Le «socialisme» est ici une affaire renvoyée aux calendes grecques, à un lointain futur incertain. Cette soi-disant «théorie scientifique» est un véritable marché de dupes qui présente la première «étape» comme devant être inévitablement celle du pouvoir des Libéraux ou Sociaux Libéraux flanqués de ministres de «gauche». Ils cherchent ainsi à faire croire que la seconde «étape» serait «quasi-naturellement» engendrée par la «première». La phase «démocratique» est l’affaire de la bourgeoisie néocoloniale et la participation à ses gouvernements bourgeois apatrides des «communistes» de pacotille, préparerait ainsi le «socialisme», tel est le credo mensonger et manipulateur des chefs réformistes.
Cette vision non dialectique et antiscientifique érige ainsi une muraille de Chine infranchissable entre les «deux étapes» en y insérant un soi-disant passage mécanique d’une phase à l’autre. Voilà la tromperie monumentale que Amath Dansokho ne cesse de répéter comme un perroquet, comme prétexte au soutien et à la participation «indéfectible» au pouvoir libéral actuel qui fait du Wadisme sans Wade.
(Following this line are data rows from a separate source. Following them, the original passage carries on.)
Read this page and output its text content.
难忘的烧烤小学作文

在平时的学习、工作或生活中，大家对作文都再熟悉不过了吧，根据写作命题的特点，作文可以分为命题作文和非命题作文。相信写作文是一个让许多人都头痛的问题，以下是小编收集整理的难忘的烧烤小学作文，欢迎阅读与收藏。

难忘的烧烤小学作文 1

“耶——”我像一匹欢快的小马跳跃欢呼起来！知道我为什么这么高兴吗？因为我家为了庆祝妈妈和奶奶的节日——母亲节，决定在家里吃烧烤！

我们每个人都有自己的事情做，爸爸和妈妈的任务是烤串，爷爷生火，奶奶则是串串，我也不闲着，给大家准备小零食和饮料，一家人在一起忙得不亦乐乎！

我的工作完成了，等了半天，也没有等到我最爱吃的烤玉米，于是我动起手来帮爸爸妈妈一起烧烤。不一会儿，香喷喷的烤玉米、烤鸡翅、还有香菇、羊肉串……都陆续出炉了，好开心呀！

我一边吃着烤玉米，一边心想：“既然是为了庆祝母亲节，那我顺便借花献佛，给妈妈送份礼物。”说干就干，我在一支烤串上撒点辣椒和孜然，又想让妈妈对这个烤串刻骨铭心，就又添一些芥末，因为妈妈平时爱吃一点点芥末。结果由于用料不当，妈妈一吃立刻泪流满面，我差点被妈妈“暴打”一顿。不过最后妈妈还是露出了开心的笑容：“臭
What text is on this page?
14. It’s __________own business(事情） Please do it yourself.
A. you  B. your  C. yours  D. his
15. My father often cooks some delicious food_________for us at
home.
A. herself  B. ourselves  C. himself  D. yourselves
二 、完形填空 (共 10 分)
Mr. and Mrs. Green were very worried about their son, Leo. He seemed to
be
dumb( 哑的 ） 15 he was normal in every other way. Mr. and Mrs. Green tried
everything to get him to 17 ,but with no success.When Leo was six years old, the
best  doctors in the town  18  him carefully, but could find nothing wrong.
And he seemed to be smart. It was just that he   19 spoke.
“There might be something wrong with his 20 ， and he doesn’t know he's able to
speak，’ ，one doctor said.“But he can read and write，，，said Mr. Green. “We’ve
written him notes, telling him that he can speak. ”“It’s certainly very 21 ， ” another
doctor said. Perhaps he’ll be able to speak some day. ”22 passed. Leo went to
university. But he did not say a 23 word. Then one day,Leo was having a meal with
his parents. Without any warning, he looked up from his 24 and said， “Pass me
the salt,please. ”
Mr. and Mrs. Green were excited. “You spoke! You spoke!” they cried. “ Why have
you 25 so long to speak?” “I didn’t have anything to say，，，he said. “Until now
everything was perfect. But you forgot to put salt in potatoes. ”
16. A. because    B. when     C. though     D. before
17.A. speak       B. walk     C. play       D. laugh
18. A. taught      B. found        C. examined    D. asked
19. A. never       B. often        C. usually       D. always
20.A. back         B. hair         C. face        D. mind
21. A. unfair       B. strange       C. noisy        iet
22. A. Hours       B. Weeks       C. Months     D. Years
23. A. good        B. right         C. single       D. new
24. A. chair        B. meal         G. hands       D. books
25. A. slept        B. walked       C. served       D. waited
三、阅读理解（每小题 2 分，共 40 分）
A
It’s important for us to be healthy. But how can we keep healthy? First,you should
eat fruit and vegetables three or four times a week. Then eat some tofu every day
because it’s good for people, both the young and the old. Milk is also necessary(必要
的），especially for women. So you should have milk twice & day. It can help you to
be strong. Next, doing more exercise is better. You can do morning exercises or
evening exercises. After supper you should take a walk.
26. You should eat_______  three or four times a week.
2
Au fond, la Gauche historique, ses dirigeants opportunistes ont abandonné l’objectif pour lequel ont été fondés les partis de Gauche : prendre le pouvoir.
Nous opposons à cette supercherie grossière justifiant les luttes des places passées et actuelles au Gouvernement des Libéraux et Sociaux Libéraux, cet enseignement majeur de Lénine : «Ce serait une erreur radicale de croire que la lutte pour la démocratie est susceptible de détourner le prolétariat de la révolution socialiste, ou de la masquer, de la voiler, etc. Au contraire, de même que le socialisme victorieux est impossible sans réaliser la démocratie complète, de même le prolétariat ne peut se préparer à vaincre la bourgeoisie sans une lutte acharnée, conséquente et révolutionnaire pour la démocratie» (Lénine T22-cité par Dimitrov).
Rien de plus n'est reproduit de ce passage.